A more positive attitude may emerge from children who know more clearly what’s expected from them. Develop a time schedule with each child’s morning duties and post it on his bedroom door. My grandchildren had charts on the refrigerator that kept them moving along.
Play music as everyone is getting ready, rotating who gets to choose the music for the day. Give occasional kudos to those who are moving on schedule.
Looking forward to eating good food always lifts the spirits. Ask family members to list favorite breakfast and lunch items so they can be purchased and available. Consider having an all-time family favorite (strawberry waffles, blueberry pancakes?) for Friday breakfast as a celebration for making it through the week. Yay team.

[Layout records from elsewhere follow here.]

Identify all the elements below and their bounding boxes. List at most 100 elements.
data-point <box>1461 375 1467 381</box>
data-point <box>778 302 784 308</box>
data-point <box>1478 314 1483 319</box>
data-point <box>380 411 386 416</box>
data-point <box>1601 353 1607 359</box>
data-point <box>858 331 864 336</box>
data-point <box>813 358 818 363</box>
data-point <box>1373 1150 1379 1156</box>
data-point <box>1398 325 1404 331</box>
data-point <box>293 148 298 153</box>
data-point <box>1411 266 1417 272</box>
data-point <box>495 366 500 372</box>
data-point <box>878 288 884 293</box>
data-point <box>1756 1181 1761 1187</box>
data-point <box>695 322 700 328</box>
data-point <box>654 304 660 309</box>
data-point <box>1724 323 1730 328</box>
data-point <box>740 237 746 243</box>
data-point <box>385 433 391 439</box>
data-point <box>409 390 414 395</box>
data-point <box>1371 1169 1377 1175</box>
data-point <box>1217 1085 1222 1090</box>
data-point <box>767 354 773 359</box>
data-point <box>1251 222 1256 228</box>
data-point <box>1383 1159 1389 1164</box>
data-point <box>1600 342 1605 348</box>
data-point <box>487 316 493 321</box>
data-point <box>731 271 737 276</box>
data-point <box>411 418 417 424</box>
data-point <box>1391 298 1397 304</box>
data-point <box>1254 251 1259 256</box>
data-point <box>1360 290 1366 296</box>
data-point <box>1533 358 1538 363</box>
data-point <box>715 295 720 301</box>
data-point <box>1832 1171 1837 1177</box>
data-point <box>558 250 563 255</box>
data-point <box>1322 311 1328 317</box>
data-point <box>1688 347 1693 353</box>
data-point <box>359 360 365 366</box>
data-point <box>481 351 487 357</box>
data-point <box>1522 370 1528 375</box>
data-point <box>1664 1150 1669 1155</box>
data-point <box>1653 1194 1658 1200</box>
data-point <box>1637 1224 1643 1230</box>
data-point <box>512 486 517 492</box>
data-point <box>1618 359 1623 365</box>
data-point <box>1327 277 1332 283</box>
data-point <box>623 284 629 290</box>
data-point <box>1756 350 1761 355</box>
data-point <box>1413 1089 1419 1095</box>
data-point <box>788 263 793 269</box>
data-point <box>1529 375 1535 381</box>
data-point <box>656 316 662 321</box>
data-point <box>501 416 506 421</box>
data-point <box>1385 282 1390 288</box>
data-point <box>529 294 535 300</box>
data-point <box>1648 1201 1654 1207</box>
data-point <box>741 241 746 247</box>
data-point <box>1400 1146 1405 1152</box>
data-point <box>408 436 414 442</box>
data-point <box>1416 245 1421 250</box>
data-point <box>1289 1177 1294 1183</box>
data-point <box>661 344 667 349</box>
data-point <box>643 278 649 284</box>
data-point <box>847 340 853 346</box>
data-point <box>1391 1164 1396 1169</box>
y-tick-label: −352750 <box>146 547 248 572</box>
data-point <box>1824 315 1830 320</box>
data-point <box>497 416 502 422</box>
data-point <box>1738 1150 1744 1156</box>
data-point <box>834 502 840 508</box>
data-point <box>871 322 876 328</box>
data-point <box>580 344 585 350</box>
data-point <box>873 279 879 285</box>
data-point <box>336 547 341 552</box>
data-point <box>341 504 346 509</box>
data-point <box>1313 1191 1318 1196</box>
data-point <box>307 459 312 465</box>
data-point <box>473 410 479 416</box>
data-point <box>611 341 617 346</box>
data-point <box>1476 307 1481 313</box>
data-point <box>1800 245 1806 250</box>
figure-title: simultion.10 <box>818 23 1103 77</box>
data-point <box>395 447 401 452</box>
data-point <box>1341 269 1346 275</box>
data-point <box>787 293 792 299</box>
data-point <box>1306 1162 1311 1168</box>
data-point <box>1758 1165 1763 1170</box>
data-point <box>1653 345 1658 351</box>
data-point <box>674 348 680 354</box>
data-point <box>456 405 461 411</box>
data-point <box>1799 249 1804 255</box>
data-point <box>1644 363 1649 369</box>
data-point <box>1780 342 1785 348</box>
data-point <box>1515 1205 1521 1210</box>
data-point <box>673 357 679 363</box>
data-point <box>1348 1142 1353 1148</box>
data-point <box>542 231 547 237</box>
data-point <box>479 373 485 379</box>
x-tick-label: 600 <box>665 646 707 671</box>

As children are able, allow them to do more and more for themselves, transferring responsibility from parent to child. A kindergartner can pick out her own clothes, a 3rd-grader can make his own lunch, a 9th-grader can arrange for her own orthodontist appointments.
As children become more capable themselves, they learn that they have more power over their own lives, and look less to parents to fix everything for them, or blame them when things go wrong.
By involving your children in a team effort to reduce morning madness, they are developing valuable time management and organizational skills that will prove useful when they eventually leave for college.
So get the music going, the beds and waffles made, and have a great morning. After everyone has been dropped off, head to Starbucks to meet a friend and unwind. The dishes can wait till later.
1. Go on a family excursion to Target and let each child pick out a new alarm clock. Establish wake-up times for each child and set clocks.
2. Plan on getting up at least 20 minutes before the first child, for thinking time before the day begins.
3. Help younger children set out clothes the night before.
4. Teach your children how to make their beds.
5. Consider carpooling so you aren’t running to three different schools, both morning and afternoon.
6. Put all signed forms, needed money, library books, etc. in back packs the night before, and set by the door.
7. Ask older children to make their own lunches in the evening and place them in the fridge ready to go.
8. Assign one child the task of setting the breakfast table the night before, and rotate daily.
9. Make a date with a friend to walk or go for coffee. Have a great day.